I had mine shipped down here to Panama, it's set up in an outdoor type shop and is faded from the sun, it's been here 1 1/2 years and hasn't missed a beat, I have WW2 blade which makes it that much better.


----------



## Handtooler (Jul 24, 2012)

Jay, Thanks for the in-depth review on a great tool. I own the G0691 extended version and really love it. Use it almost daily. Passes the nickel test and no run-out. Five stars.


----------



## Surfside (Jun 13, 2012)

Thanks for the review. Looks solid.


----------



## hjt (Oct 22, 2009)

Great review on your site. Photos really show it off.


----------



## TheRabbit (Oct 21, 2014)

Seriously looking at buying a G0691 and have one quick question, in talking to the techs at Grizzly, I found out they do not sell a thin kerf riving knife. I have a few thin kerf high end blades. How does everyone get around this problem? Did you just buy and extra knife and have it machined down?


----------



## JSB (Sep 16, 2012)

TheRabbit - I use a regular Marples blade bought from Lowes. It's much thinner than the blade that was included with the saw. I have no problems using the stock riving knife with it. The riving knife is too thick to use with a regular circular saw blade but a standard box store 10" blade will work just fine.


----------



## TheRabbit (Oct 21, 2014)

Can you mic the knife? It would be great to know thickness. The kerf on one of my blade is under .125. They sell a second knife for around $30. May cost as much to get it milled, but any problems would be solved.

I also need to know the depth of the roller stand. I need to add 2" net to the table to get it above my out feed bench.
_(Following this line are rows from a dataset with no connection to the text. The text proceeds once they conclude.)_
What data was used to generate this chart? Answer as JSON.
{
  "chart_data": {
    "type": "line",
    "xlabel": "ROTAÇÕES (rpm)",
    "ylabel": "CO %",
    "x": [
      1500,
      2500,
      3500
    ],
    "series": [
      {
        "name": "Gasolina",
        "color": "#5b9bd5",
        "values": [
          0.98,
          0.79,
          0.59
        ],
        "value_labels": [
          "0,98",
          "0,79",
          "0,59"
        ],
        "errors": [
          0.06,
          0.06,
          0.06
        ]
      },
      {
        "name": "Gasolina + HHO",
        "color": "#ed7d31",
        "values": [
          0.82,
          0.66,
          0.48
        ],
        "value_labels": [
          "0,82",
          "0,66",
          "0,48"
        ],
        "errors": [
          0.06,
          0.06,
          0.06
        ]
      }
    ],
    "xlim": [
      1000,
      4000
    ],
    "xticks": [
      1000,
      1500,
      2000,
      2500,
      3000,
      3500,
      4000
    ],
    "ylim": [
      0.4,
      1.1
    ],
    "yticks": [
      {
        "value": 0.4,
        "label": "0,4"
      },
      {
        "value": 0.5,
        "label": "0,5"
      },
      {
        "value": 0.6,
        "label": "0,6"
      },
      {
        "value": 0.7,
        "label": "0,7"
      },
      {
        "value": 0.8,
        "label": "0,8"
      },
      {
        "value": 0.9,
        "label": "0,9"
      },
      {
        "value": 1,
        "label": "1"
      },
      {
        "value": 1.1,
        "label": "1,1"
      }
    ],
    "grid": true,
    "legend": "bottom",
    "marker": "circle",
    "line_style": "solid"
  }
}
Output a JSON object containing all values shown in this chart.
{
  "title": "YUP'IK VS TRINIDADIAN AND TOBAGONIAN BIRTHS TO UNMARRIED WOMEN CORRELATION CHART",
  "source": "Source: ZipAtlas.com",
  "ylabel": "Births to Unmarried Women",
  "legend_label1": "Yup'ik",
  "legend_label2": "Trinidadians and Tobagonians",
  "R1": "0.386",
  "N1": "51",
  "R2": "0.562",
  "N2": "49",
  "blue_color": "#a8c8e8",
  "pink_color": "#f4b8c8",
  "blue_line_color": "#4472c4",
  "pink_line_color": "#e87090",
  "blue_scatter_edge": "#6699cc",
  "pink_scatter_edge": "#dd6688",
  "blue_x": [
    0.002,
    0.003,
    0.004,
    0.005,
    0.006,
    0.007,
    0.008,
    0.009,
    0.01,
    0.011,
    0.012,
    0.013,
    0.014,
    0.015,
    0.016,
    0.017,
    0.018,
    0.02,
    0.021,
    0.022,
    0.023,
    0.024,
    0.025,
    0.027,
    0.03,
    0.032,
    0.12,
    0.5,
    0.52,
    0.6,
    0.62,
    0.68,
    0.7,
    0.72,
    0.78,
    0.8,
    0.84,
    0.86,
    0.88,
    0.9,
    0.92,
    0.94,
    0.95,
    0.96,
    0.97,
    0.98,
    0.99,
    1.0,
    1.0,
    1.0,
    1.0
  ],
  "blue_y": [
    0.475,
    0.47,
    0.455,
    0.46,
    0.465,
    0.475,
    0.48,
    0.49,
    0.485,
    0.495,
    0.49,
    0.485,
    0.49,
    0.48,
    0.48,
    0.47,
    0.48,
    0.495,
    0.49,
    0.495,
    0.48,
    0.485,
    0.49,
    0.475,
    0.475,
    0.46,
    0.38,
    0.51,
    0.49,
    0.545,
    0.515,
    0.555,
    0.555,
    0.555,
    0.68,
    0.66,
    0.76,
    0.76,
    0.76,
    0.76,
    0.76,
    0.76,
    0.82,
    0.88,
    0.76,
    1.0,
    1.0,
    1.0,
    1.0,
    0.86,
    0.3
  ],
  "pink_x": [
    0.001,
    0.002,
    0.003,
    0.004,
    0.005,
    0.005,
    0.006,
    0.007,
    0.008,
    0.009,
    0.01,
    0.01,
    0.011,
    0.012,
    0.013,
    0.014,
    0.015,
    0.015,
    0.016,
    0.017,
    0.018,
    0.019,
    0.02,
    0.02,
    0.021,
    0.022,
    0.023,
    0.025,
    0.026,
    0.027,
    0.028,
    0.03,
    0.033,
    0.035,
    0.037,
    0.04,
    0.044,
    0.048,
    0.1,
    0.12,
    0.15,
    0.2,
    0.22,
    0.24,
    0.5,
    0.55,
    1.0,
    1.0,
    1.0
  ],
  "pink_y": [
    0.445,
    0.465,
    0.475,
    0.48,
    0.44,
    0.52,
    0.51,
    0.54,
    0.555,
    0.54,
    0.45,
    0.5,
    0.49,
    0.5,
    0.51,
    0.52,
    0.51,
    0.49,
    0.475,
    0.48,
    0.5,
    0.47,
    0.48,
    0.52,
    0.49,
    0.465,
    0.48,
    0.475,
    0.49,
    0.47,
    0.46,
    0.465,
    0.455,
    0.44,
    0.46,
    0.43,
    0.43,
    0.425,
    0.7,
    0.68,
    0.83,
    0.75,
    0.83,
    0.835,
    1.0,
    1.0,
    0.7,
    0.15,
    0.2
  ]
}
I learned the stand alone adds 3/4". Need to add at least another 1 1/4". I could cut the bench down, but prefer to keep all the height I can as I am 6'8".


----------



## JSB (Sep 16, 2012)

TheRabbit - I couldn't find my calipers but this is stamped on the knife itself


----------



## Handtooler (Jul 24, 2012)

I also have the G0691 and when using my Freud thin kerf blade I use a ZCI without the riving knife as if it's used I get a binging at the out feed side of the blade. Maybe a little les safety but I hav not as yet experienced the least bit of kick back. KOW!


----------



## TheRabbit (Oct 21, 2014)

Thank Jay for the info. As for using the saw without the knife, the only reason I am thinking of this saw is to get a saw with a riving knife. Already have a saw that I have modified several times and it works great, but I cut a lot of quartersawn red oak and it closes and bite on the blade sometimes. Now I need to go look up the real kerf of my blades.


----------